J’applique sur mes bras, ma poitrine, de nauséabondes décoctions et de poisseux onguents. Je dis en même temps les mots qu’on m’a appris. Je dors couverte d’hasardeux cataplasmes de plantes médicinales exotiques. À mon réveil, les draps sont tachés de sucs mystérieux et sous les compresses végétales, je découvre une peau toute neuve, rosée et fine. Je redeviens pareille à une jeune pousse vigoureuse et saine.

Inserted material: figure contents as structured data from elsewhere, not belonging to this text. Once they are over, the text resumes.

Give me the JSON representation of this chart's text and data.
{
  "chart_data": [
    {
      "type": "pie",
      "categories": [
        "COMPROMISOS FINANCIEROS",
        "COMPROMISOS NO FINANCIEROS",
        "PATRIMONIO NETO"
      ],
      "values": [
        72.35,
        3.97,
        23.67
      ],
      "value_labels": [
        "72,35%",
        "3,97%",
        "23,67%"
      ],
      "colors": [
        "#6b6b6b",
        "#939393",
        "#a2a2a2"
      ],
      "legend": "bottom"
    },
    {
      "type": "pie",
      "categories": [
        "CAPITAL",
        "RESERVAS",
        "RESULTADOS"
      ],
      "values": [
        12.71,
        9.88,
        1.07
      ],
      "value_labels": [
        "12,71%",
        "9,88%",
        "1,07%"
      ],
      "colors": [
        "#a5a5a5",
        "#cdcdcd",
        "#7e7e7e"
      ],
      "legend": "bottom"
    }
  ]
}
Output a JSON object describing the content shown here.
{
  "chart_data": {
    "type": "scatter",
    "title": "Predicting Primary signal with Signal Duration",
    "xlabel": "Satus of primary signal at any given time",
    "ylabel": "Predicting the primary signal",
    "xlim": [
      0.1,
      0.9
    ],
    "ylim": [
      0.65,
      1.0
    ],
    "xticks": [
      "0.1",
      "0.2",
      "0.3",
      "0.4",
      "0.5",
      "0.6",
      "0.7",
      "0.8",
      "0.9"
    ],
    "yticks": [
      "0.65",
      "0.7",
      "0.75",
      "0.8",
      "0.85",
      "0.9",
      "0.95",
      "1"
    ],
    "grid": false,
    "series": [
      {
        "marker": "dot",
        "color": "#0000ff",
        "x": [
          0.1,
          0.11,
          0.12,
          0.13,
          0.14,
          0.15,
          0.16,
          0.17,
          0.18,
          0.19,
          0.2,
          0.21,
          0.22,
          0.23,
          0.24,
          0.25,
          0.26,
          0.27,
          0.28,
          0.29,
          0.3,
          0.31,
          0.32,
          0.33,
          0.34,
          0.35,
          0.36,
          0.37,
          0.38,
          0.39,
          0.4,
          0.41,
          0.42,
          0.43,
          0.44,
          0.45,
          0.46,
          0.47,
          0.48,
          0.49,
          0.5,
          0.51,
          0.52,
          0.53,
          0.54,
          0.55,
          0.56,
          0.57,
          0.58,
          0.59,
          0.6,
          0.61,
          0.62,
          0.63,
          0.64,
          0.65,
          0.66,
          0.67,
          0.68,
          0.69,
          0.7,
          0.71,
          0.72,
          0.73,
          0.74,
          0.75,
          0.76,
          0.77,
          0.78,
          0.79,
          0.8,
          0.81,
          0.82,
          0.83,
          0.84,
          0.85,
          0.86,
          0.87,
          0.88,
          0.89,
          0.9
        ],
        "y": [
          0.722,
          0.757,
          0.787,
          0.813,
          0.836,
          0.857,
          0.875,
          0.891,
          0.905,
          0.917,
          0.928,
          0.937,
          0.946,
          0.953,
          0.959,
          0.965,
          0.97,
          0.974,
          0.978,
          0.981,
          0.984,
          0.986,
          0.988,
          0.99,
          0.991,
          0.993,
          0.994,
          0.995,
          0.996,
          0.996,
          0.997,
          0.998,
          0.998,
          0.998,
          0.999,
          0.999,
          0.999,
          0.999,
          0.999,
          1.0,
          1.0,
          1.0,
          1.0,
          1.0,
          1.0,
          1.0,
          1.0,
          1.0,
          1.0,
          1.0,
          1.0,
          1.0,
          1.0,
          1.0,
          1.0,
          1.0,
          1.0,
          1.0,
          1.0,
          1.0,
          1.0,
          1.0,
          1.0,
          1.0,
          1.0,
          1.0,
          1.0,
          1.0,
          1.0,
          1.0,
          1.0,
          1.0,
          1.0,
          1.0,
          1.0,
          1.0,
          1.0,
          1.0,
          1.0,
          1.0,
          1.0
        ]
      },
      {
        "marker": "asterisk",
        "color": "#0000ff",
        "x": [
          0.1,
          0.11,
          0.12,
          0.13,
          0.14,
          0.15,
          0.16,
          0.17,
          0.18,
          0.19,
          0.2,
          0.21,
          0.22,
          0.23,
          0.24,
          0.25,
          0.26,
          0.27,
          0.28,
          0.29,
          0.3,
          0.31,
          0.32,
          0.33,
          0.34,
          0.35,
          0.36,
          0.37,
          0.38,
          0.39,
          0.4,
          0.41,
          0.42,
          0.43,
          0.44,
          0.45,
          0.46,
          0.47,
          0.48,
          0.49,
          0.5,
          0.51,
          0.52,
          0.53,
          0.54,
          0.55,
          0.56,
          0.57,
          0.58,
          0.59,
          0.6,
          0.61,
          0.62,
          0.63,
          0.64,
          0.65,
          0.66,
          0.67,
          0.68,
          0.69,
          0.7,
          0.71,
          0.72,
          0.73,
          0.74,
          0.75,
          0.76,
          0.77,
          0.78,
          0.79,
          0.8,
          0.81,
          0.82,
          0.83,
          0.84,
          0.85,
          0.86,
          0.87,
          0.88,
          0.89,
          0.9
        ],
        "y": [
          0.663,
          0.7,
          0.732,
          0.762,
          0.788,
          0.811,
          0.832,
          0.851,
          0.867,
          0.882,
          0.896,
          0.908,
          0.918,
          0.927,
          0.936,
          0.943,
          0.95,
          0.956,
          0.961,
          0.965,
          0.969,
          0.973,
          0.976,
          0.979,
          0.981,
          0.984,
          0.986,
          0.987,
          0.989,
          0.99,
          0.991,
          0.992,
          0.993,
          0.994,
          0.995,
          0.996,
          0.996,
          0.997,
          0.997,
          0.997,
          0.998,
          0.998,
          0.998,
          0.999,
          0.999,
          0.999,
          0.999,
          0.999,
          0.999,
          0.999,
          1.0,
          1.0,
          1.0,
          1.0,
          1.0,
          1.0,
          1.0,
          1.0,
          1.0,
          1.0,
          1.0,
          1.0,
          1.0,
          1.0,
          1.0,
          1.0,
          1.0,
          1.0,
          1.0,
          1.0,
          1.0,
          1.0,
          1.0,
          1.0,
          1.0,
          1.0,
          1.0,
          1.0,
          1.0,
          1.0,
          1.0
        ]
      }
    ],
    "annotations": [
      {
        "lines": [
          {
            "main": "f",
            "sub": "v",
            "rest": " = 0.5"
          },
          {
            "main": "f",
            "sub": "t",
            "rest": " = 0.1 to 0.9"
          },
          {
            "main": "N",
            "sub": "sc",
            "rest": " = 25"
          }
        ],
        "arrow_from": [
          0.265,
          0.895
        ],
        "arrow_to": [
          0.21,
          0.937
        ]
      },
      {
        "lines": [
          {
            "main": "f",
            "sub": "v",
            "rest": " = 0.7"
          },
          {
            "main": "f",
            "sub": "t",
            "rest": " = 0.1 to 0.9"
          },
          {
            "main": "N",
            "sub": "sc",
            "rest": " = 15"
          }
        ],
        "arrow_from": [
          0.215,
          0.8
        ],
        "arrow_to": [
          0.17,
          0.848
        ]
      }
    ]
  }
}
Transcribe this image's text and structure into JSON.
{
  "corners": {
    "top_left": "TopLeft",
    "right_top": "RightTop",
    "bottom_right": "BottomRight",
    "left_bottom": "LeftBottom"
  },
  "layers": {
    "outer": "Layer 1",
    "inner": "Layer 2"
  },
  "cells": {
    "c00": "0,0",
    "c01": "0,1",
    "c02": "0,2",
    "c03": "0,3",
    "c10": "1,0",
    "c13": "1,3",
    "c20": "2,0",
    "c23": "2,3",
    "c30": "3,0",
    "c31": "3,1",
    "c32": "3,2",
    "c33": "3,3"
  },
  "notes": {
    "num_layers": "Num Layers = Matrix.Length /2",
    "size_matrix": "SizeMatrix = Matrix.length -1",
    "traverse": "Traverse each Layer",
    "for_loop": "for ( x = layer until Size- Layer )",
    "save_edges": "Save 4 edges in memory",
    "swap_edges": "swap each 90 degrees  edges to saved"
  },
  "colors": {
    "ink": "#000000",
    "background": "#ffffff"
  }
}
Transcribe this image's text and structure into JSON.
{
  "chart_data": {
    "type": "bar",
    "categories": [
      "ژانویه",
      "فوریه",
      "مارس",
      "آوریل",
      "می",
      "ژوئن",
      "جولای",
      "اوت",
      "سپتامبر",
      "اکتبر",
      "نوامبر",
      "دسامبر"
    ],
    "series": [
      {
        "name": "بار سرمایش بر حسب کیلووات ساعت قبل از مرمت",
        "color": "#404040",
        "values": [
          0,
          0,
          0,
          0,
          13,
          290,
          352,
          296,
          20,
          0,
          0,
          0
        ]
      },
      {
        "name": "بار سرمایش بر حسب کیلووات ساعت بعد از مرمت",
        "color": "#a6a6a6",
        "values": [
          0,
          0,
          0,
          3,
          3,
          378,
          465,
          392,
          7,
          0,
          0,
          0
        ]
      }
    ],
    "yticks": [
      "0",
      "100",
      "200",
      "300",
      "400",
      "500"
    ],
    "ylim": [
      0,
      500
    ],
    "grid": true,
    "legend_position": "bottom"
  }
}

J’ai quatre ans. Ma peau se craquelle et part en poussière. Ce n’est pas absolument insupportable mais assez répugnant. Déguerpis ! rauque ma mère. Est-ce dans mon souvenir ou dans mon rêve ? Il me semble avoir vécu cette scène, ou plusieurs scènes de ce type dont les réminiscences aujourd’hui se confondent. Déguerpis ! Un rictus tord la bouche de Léonie qui souffre dans les bras de maman. Maman la presse, la serre contre elle. Serre. Serre. Léonie suffoque et se tortille. Maman serre encore : Mon bébé, ça va aller. Le visage de Léonie livide contre les seins de maman… Je vacille de douleur et d’envie. Ma main me gratte. Être Léonie ! Avec son ventre dans un étau, ses fièvres, ses évanouissements. Mourir comme Léonie brûlée par l’amour de maman. Sauve-toi, m’ordonne Léonie dans le rêve. Qu’est-ce que tu attends ? Sauve-toi !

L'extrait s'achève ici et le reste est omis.